Massachusetts has long been a national gun safety leader by passing strong laws that have contributed to the Commonwealth having one of the lowest rates of gun violence in the nation. State legislatures across the country have taken swift action by passing bills to combat this rising threat. Legislators in Massachusetts have the opportunity to build on their successful record and do the same this year.
Pending bills before the Legislature (H.2439 by Rep. Marjorie Decker and H.2491 by Rep. David Linsky) would address the dangers of ghost guns by ensuring that any homemade firearms are marked with unique serial numbers, prohibiting 3-D printed and undetectable firearms, and taking steps to ensure these weapons don’t wind up in the hands of people who shouldn’t have them.
What other states have done to mitigate the threat of ghost guns:
In New York, The New York State Legislature passed two bills last week that would place strong, comprehensive regulations on the possession and sale of ghost guns. Both have been sent to Governor Cuomo for his signature.
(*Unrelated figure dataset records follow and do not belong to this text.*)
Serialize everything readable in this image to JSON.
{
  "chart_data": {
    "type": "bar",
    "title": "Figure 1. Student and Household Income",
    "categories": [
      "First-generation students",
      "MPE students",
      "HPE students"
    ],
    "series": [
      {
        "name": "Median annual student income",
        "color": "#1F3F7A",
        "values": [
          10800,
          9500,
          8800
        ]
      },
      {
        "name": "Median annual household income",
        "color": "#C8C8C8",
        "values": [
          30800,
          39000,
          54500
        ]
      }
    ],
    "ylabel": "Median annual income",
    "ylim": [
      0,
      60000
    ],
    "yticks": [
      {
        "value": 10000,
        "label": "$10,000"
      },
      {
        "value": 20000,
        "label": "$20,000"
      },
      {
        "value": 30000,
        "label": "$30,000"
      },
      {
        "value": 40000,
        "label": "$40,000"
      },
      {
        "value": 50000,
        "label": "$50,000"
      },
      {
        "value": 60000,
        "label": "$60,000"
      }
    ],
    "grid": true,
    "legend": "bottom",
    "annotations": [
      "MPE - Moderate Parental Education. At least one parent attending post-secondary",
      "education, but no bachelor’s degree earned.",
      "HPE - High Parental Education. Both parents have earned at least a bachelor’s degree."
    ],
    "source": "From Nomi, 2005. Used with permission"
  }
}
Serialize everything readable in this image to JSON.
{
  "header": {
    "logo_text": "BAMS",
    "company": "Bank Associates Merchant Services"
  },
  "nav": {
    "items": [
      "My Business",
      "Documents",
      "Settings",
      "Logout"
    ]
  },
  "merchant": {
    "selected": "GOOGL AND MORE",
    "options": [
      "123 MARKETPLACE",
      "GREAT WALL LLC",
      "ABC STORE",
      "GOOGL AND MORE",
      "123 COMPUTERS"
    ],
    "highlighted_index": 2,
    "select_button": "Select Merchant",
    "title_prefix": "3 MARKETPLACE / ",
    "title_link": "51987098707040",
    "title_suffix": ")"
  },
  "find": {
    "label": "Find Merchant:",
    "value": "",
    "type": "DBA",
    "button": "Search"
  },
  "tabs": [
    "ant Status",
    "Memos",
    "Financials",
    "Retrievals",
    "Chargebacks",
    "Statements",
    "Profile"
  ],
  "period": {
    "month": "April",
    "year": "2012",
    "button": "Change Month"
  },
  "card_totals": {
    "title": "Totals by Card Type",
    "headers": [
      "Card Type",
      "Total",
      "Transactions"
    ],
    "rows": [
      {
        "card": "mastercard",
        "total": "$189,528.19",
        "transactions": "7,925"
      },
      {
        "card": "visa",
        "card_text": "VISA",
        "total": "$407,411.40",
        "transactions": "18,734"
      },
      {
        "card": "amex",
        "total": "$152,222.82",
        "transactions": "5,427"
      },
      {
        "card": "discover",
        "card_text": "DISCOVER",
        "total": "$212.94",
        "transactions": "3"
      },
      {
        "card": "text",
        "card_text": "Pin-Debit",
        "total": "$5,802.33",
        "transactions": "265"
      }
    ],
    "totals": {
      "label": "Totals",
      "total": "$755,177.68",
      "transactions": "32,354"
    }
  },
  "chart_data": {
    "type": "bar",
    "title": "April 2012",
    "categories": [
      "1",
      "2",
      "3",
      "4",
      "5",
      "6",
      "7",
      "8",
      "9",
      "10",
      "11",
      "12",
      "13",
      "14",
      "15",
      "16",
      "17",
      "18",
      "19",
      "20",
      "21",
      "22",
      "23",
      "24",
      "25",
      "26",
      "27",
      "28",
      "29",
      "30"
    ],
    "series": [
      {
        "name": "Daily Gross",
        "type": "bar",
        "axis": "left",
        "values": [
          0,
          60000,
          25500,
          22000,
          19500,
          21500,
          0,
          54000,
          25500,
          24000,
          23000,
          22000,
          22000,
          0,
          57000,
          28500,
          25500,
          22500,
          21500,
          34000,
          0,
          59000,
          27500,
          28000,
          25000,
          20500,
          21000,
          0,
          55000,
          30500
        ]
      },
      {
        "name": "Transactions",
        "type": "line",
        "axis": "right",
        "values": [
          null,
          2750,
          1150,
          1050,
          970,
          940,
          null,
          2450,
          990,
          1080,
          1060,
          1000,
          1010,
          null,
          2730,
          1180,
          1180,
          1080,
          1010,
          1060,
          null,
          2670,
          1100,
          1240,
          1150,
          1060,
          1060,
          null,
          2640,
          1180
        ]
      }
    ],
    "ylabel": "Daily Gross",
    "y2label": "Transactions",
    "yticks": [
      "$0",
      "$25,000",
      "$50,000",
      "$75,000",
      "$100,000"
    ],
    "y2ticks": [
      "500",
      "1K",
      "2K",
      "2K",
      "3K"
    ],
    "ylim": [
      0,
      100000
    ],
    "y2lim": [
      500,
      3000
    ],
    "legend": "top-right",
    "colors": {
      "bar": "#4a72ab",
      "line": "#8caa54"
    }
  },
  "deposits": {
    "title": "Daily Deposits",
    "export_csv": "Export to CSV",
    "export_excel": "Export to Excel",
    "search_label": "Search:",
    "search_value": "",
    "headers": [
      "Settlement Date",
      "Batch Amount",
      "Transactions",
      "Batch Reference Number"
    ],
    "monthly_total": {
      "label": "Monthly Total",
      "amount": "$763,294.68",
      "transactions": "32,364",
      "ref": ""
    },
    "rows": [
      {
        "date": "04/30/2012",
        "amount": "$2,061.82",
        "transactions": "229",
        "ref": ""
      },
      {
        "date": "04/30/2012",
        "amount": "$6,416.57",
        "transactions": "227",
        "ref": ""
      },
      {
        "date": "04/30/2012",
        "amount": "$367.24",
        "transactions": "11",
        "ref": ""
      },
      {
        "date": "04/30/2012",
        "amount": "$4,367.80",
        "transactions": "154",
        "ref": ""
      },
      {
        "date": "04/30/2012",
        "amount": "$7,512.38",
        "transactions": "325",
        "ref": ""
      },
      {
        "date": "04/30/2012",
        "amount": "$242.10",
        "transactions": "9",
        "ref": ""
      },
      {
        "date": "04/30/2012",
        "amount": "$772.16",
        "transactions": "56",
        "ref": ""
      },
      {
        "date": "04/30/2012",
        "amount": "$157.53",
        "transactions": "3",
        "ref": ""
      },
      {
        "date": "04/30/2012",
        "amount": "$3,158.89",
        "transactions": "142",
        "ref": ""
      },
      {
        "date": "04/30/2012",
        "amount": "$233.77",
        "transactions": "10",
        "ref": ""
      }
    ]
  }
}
- The Jose Webster Untraceable Firearms Act, and the Scott J. Beigel Unfinished Receiver Act, would generally prohibit the possession and sale of unserialized ghost guns and of unfinished frames and receivers, the building blocks used to make ghost guns, which are widely available online and can be purchased without a background check.
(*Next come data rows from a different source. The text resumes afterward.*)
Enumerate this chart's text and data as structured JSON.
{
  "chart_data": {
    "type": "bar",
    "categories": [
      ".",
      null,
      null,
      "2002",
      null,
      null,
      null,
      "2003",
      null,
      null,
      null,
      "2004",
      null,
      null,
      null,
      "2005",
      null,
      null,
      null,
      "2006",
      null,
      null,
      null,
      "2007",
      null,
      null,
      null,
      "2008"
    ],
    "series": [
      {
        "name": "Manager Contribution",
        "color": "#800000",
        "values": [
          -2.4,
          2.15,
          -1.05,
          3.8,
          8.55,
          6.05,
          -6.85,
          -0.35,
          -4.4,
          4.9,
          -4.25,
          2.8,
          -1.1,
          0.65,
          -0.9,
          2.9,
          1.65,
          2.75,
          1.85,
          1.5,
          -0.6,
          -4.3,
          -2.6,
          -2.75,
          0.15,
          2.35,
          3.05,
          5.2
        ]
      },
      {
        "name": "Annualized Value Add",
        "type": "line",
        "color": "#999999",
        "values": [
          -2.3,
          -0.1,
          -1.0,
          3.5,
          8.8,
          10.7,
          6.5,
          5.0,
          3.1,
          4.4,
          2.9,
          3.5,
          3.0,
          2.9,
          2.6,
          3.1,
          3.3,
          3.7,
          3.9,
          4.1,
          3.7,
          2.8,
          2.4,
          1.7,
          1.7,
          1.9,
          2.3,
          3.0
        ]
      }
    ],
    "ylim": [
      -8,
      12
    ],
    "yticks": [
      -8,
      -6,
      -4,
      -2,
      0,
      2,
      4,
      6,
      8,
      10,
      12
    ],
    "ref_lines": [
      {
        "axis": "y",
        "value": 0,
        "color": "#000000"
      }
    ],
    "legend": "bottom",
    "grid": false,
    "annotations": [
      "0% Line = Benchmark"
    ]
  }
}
In Delaware, The Delaware General Assembly passed a bill this week pertaining to the manufacture and sale of ghost guns. The bill is heading to Governor Carney’s desk for signature.
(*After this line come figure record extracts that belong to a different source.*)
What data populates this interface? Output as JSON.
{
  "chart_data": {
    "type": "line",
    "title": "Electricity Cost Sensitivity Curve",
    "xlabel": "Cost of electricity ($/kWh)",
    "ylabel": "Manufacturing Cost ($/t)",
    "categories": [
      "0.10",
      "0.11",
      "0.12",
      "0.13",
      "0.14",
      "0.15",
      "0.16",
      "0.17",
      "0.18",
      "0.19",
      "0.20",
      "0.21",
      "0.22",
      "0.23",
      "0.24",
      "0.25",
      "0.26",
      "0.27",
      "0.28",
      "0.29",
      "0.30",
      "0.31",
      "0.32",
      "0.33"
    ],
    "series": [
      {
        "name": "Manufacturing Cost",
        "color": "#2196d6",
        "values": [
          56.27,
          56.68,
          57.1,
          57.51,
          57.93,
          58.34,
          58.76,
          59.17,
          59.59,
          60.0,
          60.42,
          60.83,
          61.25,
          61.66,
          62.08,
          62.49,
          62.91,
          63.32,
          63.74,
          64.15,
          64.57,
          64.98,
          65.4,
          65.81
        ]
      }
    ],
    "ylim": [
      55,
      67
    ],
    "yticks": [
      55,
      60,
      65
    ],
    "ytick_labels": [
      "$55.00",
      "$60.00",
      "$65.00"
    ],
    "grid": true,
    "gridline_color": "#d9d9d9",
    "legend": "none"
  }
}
- HB 125 would prohibit undetectable guns which are not identifiable by walk-through metal detectors, and also prohibit disguised guns which are fully functioning firearms that resemble everyday objects, like smart phones, lighters, canes, etc. The bill also prohibits anyone who is not a federally licensed firearms dealer from selling, transferring, or possessing an untraceable or unserialized firearm or firearm receiver. The bill would also prohibit unlicensed individuals from manufacturing or distributing firearms using a 3D printer, including 3D printing computer code.
In Nevada, Governor Sisolak signed into law last week a comprehensive bill strongly regulating ghost guns in the state. It was previously passed by both houses of the Nevada Legislature.
- AB 286 criminalizes the possession, sale, offer to sell, transfer, purchase, transport, receipt, manufacture, or cause to be manufactured of unfinished frames or receivers without serial numbers and unserialized firearms.
California, Connecticut, Hawaii, New Jersey, Rhode Island, Washington, and Washington D.C. have all passed laws to regulate ghost guns in recent years as well.
What the ATF says about ghost guns:
Officials at the Bureau of Alcohol, Tobacco, Firearms and Explosives (ATF) recently estimated that, in 2019, approximately 10,000 ghost guns were recovered across the U.S. Due to pandemic-related panic-buying, ghost gun building blocks have been flying off the shelves. In fact, the first few weeks after the pandemic began, more than a dozen online ghost gun sellers reported shipping delays and depleted stock.
Recently, President Joe Biden’s Department of Justice, through the ATF, issued a proposed rule to stop the proliferation of deadly, untraceable ghost guns –– a move that Everytown first called for from the ATF in December 2019 and called for from the Biden Administration in December 2020. The proposed rule is now subject to a 90 day public comment period that will end on August 19, 2021.
Though this proposed rule is an important step to create nationwide regulations, much of the work of enforcing ghost gun prohibitions will fall to state and local law enforcement agencies. Since those agencies generally enforce state, not federal laws, the existence of strong state laws is vital to combating this growing public safety threat.